Jack starrte auf sein Bier. »Na ja«, erwiderte er, »sorry, aber das beweist nur wieder, dass du keine Ahnung hast. Ich war schon mal mit Harry Whiteman im Kenosha Golf Club, und als wir den Kongress für Schalldämpfer-Händler in Madison organisiert haben, bin ich im Mud Lake Tennis and Racquet Club abgestiegen.«

»Oh, das hätte ich fast vergessen«, antwortete Maggie. »Der Mud Lake Tennis and Racquet Club. Ein halbes Dutzend bierbäuchiger Männer in Hawaiihemden, die versuchen, Plastikfederbälle über eine Reihe von Klappstühlen zu schlagen.«

»Das Netz wurde gerade repariert!«, protestierte er und dachte dann: Scheiße, sie kriegt mich immer mit den Details dran.

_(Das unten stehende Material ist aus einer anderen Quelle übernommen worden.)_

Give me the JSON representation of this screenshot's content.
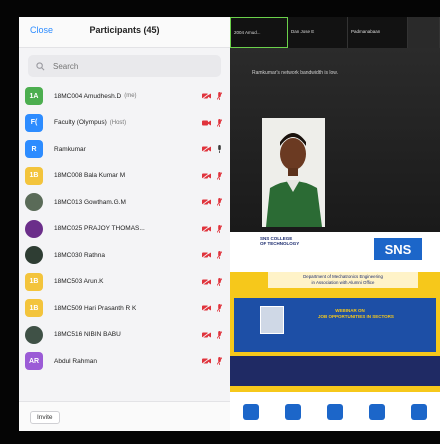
{
  "panel": {
    "close_label": "Close",
    "title": "Participants (45)",
    "search_placeholder": "Search",
    "invite_label": "Invite",
    "participants": [
      {
        "initials": "1A",
        "avatar_color": "#4cae4f",
        "photo": false,
        "name": "18MC004 Amudhesh.D",
        "role": "(me)",
        "cam_off": true,
        "mic_muted": true
      },
      {
        "initials": "F(",
        "avatar_color": "#2d8cff",
        "photo": false,
        "name": "Faculty (Olympus)",
        "role": "(Host)",
        "cam_off": false,
        "mic_muted": true
      },
      {
        "initials": "R",
        "avatar_color": "#2d8cff",
        "photo": false,
        "name": "Ramkumar",
        "role": "",
        "cam_off": true,
        "mic_muted": false
      },
      {
        "initials": "1B",
        "avatar_color": "#f3c43c",
        "photo": false,
        "name": "18MC008 Bala Kumar M",
        "role": "",
        "cam_off": true,
        "mic_muted": true
      },
      {
        "initials": "",
        "avatar_color": "#5a6b58",
        "photo": true,
        "name": "18MC013 Gowtham.G.M",
        "role": "",
        "cam_off": true,
        "mic_muted": true
      },
      {
        "initials": "",
        "avatar_color": "#6b2e8a",
        "photo": true,
        "name": "18MC025 PRAJOY THOMAS...",
        "role": "",
        "cam_off": true,
        "mic_muted": true
      },
      {
        "initials": "",
        "avatar_color": "#2e3d33",
        "photo": true,
        "name": "18MC030 Rathna",
        "role": "",
        "cam_off": true,
        "mic_muted": true
      },
      {
        "initials": "1B",
        "avatar_color": "#f3c43c",
        "photo": false,
        "name": "18MC503 Arun.K",
        "role": "",
        "cam_off": true,
        "mic_muted": true
      },
      {
        "initials": "1B",
        "avatar_color": "#f3c43c",
        "photo": false,
        "name": "18MC509 Hari Prasanth R K",
        "role": "",
        "cam_off": true,
        "mic_muted": true
      },
      {
        "initials": "",
        "avatar_color": "#3f5146",
        "photo": true,
        "name": "18MC516 NIBIN BABU",
        "role": "",
        "cam_off": true,
        "mic_muted": true
      },
      {
        "initials": "AR",
        "avatar_color": "#9b5bd6",
        "photo": false,
        "name": "Abdul Rahman",
        "role": "",
        "cam_off": true,
        "mic_muted": true
      }
    ]
  },
  "gallery": {
    "thumbs": [
      "2004 Amud...",
      "Dan Jose E",
      "Padmanabaan"
    ],
    "network_notice": "Ramkumar's network bandwidth is low."
  },
  "slide": {
    "college": "SNS COLLEGE\nOF TECHNOLOGY",
    "logo_text": "SNS",
    "department": "Department of Mechatronics Engineering\nin Association with Alumni Office",
    "webinar": "WEBINAR ON\nJOB OPPORTUNITIES IN SECTORS"
  },
  "colors": {
    "accent": "#2d8cff",
    "muted_red": "#e0333c",
    "slide_yellow": "#f6c81b"
  }
}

»Das ist also deine Idealvorstellung von einem Country Club? Mud Lake?«

Jack hob den Kopf und warf ihr einen finsteren Blick zu, doch er schaffte es, die Beherrschung nicht zu verlieren. Er hatte sie enttäuscht, das war ihm schon klar. Seit sie geheiratet hatten, bot er ihr nichts als eine Serie von Enttäuschungen. Sie hatte ihn für einen anderen gehalten, für eine andere Sorte von Mann. In elf Jahren Ehe war es ihm nicht gelungen, herauszufinden, welche Erwartungen genau sie an einen solchen Mann stellte.

Er hatte versucht, hinter das Geheimnis zu kommen, indem er sie immer dann, wenn er zu tief ins Glas geschaut hatte, anbrüllte: »Was zum Teufel willst du von mir?« Doch sie antwortete ihm nie. Sie verschanzte sich in solchen Situationen einfach im Schlafzimmer und rollte ihr Haar in Lockenwickler ein. Wahrscheinlich wusste sie es selbst nicht so genau.

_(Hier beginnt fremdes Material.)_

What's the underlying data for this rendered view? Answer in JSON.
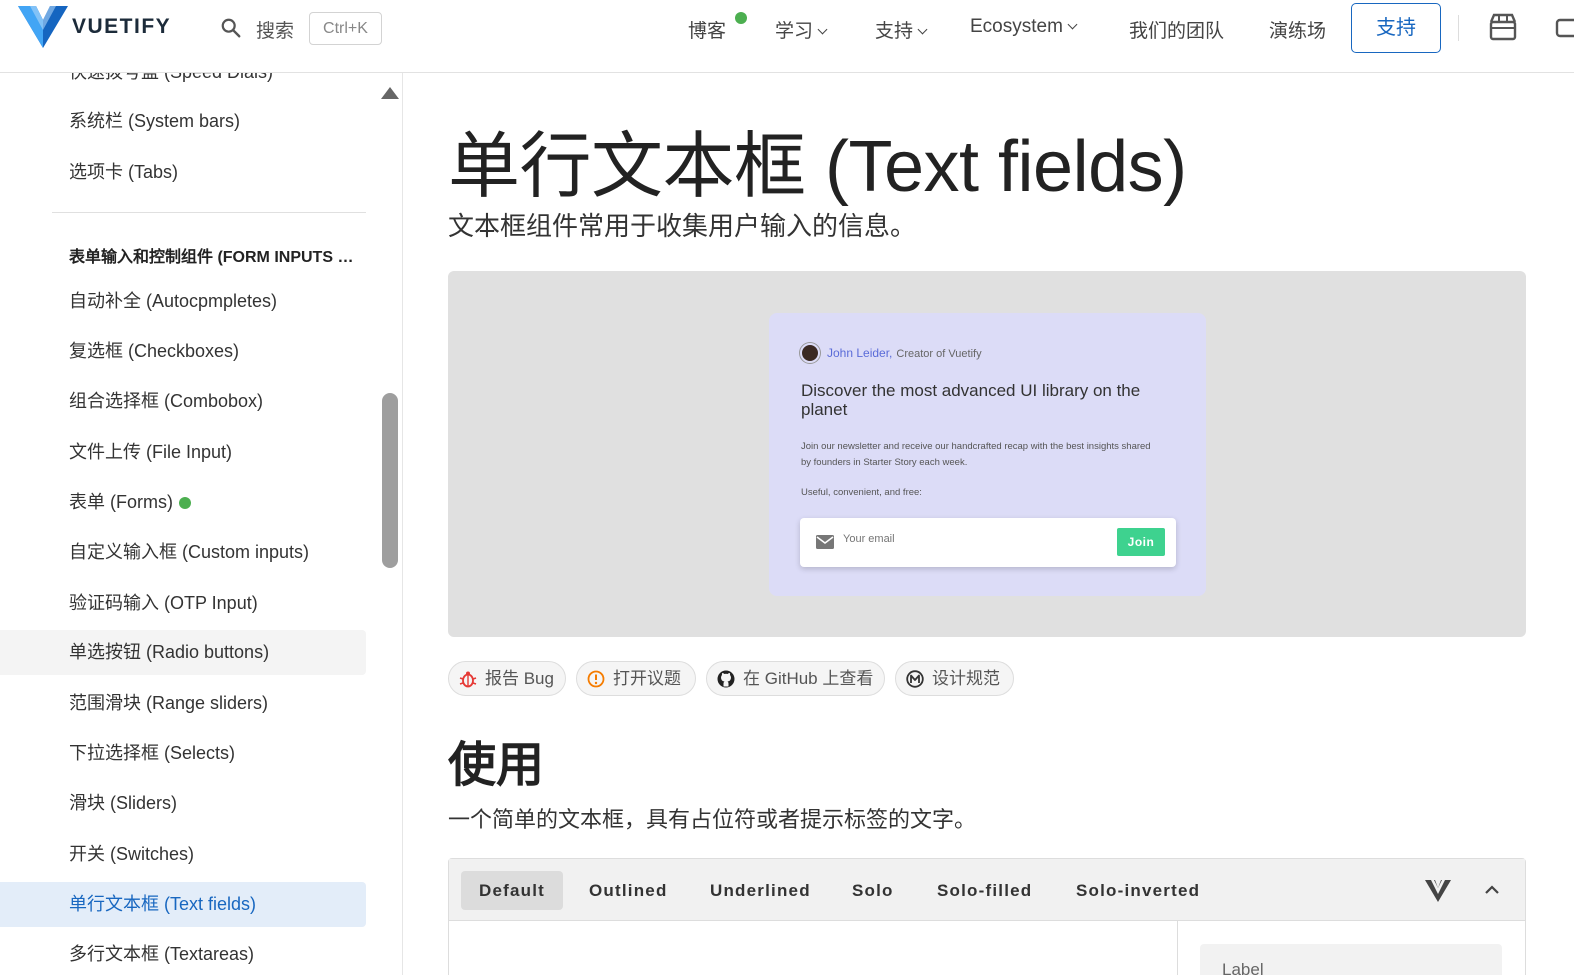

Doch sie liebten sich noch immer, obwohl es Jack schwerfiel, diese Liebe in Worte zu fassen. Sie machten einen auf Traumpaar, wenn sie zusammen ausgingen. Jack war groß und schlank, hatte kastanienbraunes Haar, das immer aussah, als müsste es mal geschnitten werden, und eines dieser gutmütigen, makellosen Gesichter, das man nie wirklich ernst nehmen konnte – so wie das von Dick Van Dyke. Er zog sich öfter mal zu gut an und trug eine Krawatte, wenn alle anderen sich mit einem Hemd begnügten. Selbst im Alter von 43 Jahren hatte er es noch nicht geschafft, die übermächtige Förmlichkeit abzulegen, die er von seinem Vater geerbt hatte. Viel zu spät war ihm bewusst geworden, dass dessen Förmlichkeit kein Anzeichen für Traditionalismus und Stärke gewesen war, sondern er seine Schüchternheit und chronische Unsicherheit damit kaschierte.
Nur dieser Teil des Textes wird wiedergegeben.